I saw a recent email thread from topaz, related to a conversation that I think poses a challenge to the participatory economy model – that is, how would a participatory economy handle sex work?
Here is what topaz wrote. The questions here are interesting and thought-provoking. What do folks on this forum think?
Honestly, the topic of sex work in a ‘participatory society,’ strikes me as more dystopian than utofallopian.
Even rounding down from the 60-90% of current sex workers who experienced childhood sexual abuse, that means that ‘in the future,’ only (about?) 40% of women who experienced sexual abuse and trauma as children 1) either remain untreated for the abuse or 2) live outside social norms or 3) believe that sex work is better than any other form of labor even though all other work is now evenly distributed and compensated for.
How would an ‘iteration committee’ determine the amount of compensation compared to let’s say, being a garbage worker, or dishwasher.

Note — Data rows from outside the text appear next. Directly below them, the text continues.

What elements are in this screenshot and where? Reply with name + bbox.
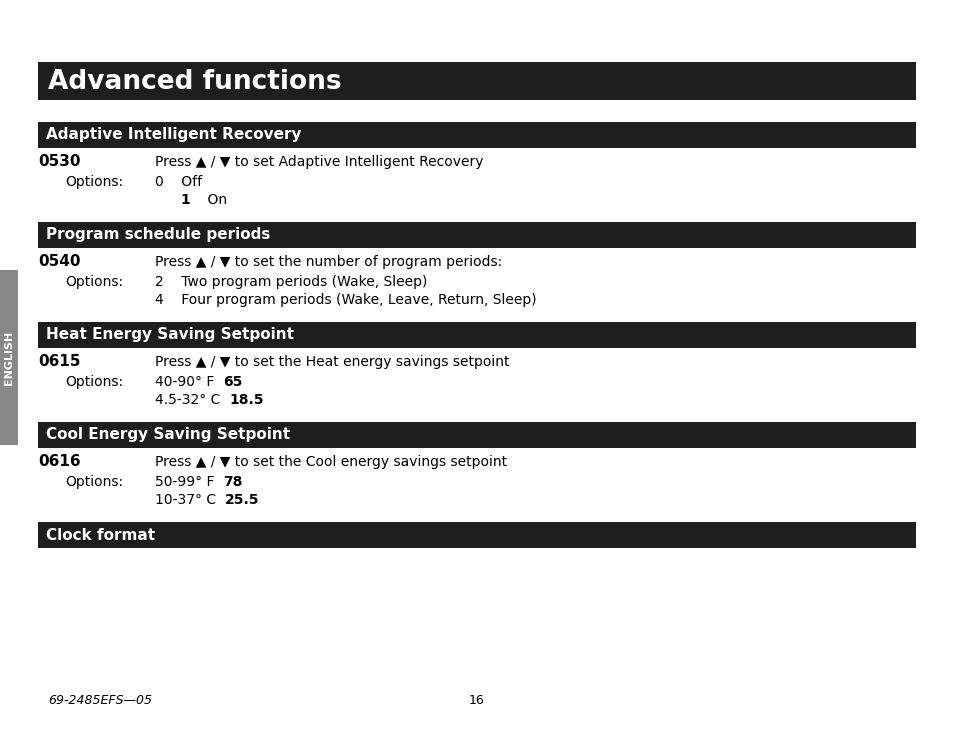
Text: 4    Four program periods (Wake, Leave, Return, Sleep): 4 Four program periods (Wake, Leave, Ret… [154,293,536,307]
Text: 0530: 0530 [38,154,80,170]
Text: 69-2485EFS—05: 69-2485EFS—05 [48,694,152,706]
Text: 50-99° F: 50-99° F [154,475,223,489]
Text: 16: 16 [469,694,484,706]
Text: Press ▲ / ▼ to set the Heat energy savings setpoint: Press ▲ / ▼ to set the Heat energy savin… [154,355,509,369]
Text: Options:: Options: [65,175,123,189]
Text: 10-37° C: 10-37° C [154,493,225,507]
Text: Adaptive Intelligent Recovery: Adaptive Intelligent Recovery [46,128,301,142]
Text: 2    Two program periods (Wake, Sleep): 2 Two program periods (Wake, Sleep) [154,275,427,289]
Bar [38,122,915,148]
Text: 65: 65 [223,375,242,389]
Bar [0,270,18,445]
Text: 0    Off: 0 Off [154,175,202,189]
Text: Options:: Options: [65,275,123,289]
Bar [38,322,915,348]
Text: On: On [190,193,227,207]
Text: 18.5: 18.5 [229,393,263,407]
Text: 4.5-32° C: 4.5-32° C [154,393,229,407]
Text: 40-90° F: 40-90° F [154,375,223,389]
Text: ENGLISH: ENGLISH [4,331,14,384]
Bar [38,222,915,248]
Text: Cool Energy Saving Setpoint: Cool Energy Saving Setpoint [46,427,290,443]
Text: Advanced functions: Advanced functions [48,69,341,95]
Text: Program schedule periods: Program schedule periods [46,227,270,243]
Text: 0616: 0616 [38,455,81,469]
Text: Press ▲ / ▼ to set Adaptive Intelligent Recovery: Press ▲ / ▼ to set Adaptive Intelligent … [154,155,483,169]
Text: Press ▲ / ▼ to set the Cool energy savings setpoint: Press ▲ / ▼ to set the Cool energy savin… [154,455,507,469]
Text: 0615: 0615 [38,354,80,370]
Text: Clock format: Clock format [46,528,155,542]
Bar [38,422,915,448]
Text: 78: 78 [223,475,242,489]
Text: 1: 1 [180,193,190,207]
Bar [38,62,915,100]
Text: 0540: 0540 [38,255,80,269]
Text: Press ▲ / ▼ to set the number of program periods:: Press ▲ / ▼ to set the number of program… [154,255,501,269]
Text: Heat Energy Saving Setpoint: Heat Energy Saving Setpoint [46,328,294,342]
Text: 25.5: 25.5 [225,493,259,507]
Text: Options:: Options: [65,375,123,389]
Text: Options:: Options: [65,475,123,489]
Bar [38,522,915,548]
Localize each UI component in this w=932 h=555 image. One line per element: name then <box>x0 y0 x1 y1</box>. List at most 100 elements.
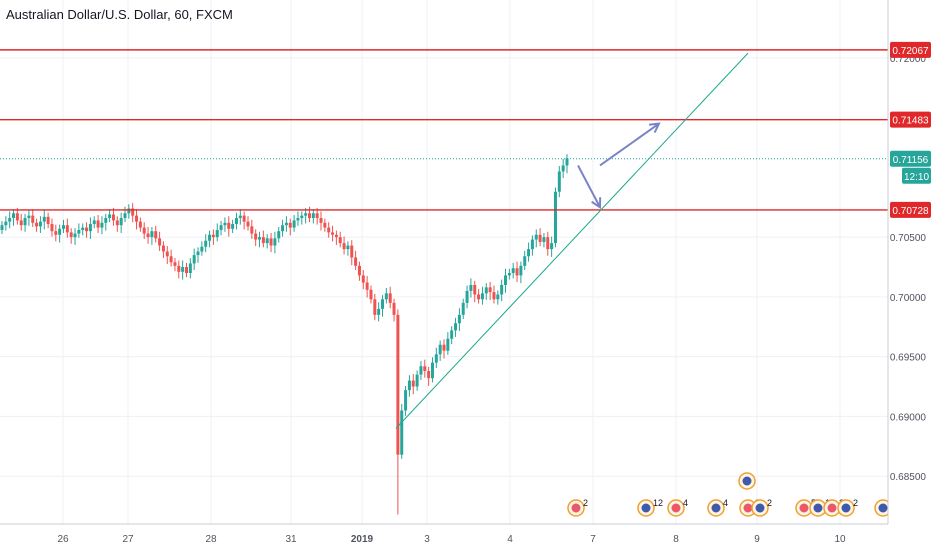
candle-body <box>46 216 50 225</box>
time-tick-label: 27 <box>122 534 134 545</box>
horizontal-levels <box>0 49 888 211</box>
candle-body <box>23 218 27 226</box>
countdown-label: 12:10 <box>904 172 929 183</box>
candle-body <box>181 267 185 272</box>
candle-body <box>192 255 196 264</box>
candle-body <box>31 215 35 223</box>
candle-body <box>304 213 308 216</box>
event-count-label: 2 <box>583 498 588 508</box>
candle-body <box>154 231 158 239</box>
candle-body <box>215 229 219 238</box>
price-tick-label: 0.70500 <box>890 233 927 244</box>
candle-body <box>454 323 458 331</box>
candle-body <box>484 287 488 294</box>
candle-body <box>419 366 423 375</box>
candle-body <box>465 290 469 303</box>
candle-body <box>319 218 323 223</box>
candle-body <box>504 275 508 285</box>
candle-body <box>457 314 461 324</box>
candle-body <box>511 268 515 274</box>
candle-body <box>469 284 473 291</box>
candle-body <box>119 218 123 226</box>
event-count-label: 2 <box>853 498 858 508</box>
candle-body <box>177 265 181 272</box>
candle-body <box>515 268 519 276</box>
candle-body <box>338 237 342 244</box>
candle-body <box>292 220 296 228</box>
candle-body <box>38 221 42 227</box>
candle-body <box>158 238 162 246</box>
time-tick-label: 10 <box>834 534 846 545</box>
candle-body <box>15 213 19 221</box>
candle-body <box>354 257 358 266</box>
candle-body <box>327 227 331 233</box>
event-count-label: 12 <box>653 498 663 508</box>
candle-body <box>477 294 481 300</box>
candle-body <box>100 222 104 228</box>
countdown-tag <box>902 167 931 184</box>
event-count-label: 2 <box>767 498 772 508</box>
candle-body <box>165 251 169 257</box>
time-tick-label: 2019 <box>351 534 374 545</box>
candle-body <box>296 218 300 221</box>
candle-body <box>311 213 315 219</box>
event-flag-icon <box>827 503 837 513</box>
candle-body <box>392 302 396 315</box>
arrow-head <box>591 197 602 210</box>
level-price-tag <box>890 201 931 218</box>
candle-body <box>496 294 500 300</box>
candle-body <box>69 232 73 238</box>
candle-body <box>331 232 335 235</box>
candle-body <box>231 224 235 229</box>
candle-body <box>42 216 46 222</box>
candle-body <box>142 227 146 234</box>
drawings <box>395 52 749 429</box>
candle-body <box>561 165 565 172</box>
candle-body <box>0 225 4 230</box>
price-tick-label: 0.69500 <box>890 353 927 364</box>
candle-body <box>81 227 85 230</box>
candle-body <box>265 238 269 244</box>
level-price-tag <box>890 41 931 58</box>
candle-body <box>507 273 511 276</box>
price-tick-label: 0.70000 <box>890 293 927 304</box>
candle-body <box>550 243 554 250</box>
candle-body <box>534 234 538 240</box>
candle-body <box>369 289 373 300</box>
candle-body <box>284 222 288 226</box>
level-price-tag <box>890 111 931 128</box>
event-count-label: 4 <box>723 498 728 508</box>
price-tick-label: 0.72000 <box>890 54 927 65</box>
candle-body <box>519 265 523 276</box>
time-tick-label: 26 <box>57 534 69 545</box>
candle-body <box>50 224 54 232</box>
candle-body <box>250 226 254 234</box>
candle-body <box>430 362 434 379</box>
price-axis: 0.72000 0.70500 0.70000 0.69500 0.69000 0.685… <box>887 0 932 550</box>
candle-body <box>542 237 546 242</box>
candle-body <box>553 191 557 244</box>
candle-body <box>346 245 350 250</box>
candle-body <box>384 293 388 300</box>
candle-body <box>407 380 411 391</box>
candle-body <box>473 284 477 295</box>
candle-body <box>273 238 277 246</box>
candle-body <box>108 214 112 219</box>
event-flag-icon <box>742 476 752 486</box>
time-tick-label: 7 <box>590 534 596 545</box>
event-badges: 212448251222 <box>567 472 892 517</box>
trendline <box>395 52 749 429</box>
candle-body <box>173 262 177 266</box>
candle-body <box>300 215 304 219</box>
candle-body <box>530 239 534 250</box>
event-flag-icon <box>571 503 581 513</box>
candle-body <box>277 231 281 239</box>
event-flag-icon <box>743 503 753 513</box>
candle-body <box>307 213 311 219</box>
candle-body <box>400 410 404 455</box>
current-price-tag <box>890 150 931 167</box>
candle-body <box>169 256 173 263</box>
candle-body <box>461 302 465 315</box>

Since one of the primary ideas in the participatory vision is onerousness of work, then would sex work be more or less onerous? Would the ‘attractiveness’ of the client be included in onerousness? For that matter, if attractiveness is being taken into consideration, then where does that stop? Would a ‘more attractive’ cashier receive more compensation once attractiveness has a fixed value? Et voila - class now exists in the classless society. Why would anyone agree to receiving less compensation for their ‘sex work?’ The type of committee which decides compensation based on attractiveness has been ‘theorized’ by Vonnegut in Harrison Bergeron.
Seems like the ‘oldest profession’ is where a lot of the ideas of a participatory economy remain intangible. If in fact sex work is the oldest profession, then a case can be built, that if sex work can not be agreeably brought into the participatory umbrella corporation, (which seems unlikely,) then back to the drawing board. There is a world of difference between egalitarian and mandatory equality.
The March 1990 Journal of Economic History contains an article by Jane Humphries ‘Enclosures, Common Rights and Women…’ which traces the dependence of families on wage earners (men/proletariat) to the loss of commons areas, land becoming owned, instead of land being a resource of life. As we know, for all other life forms, land never stopped being a shared (egalitarian) resource.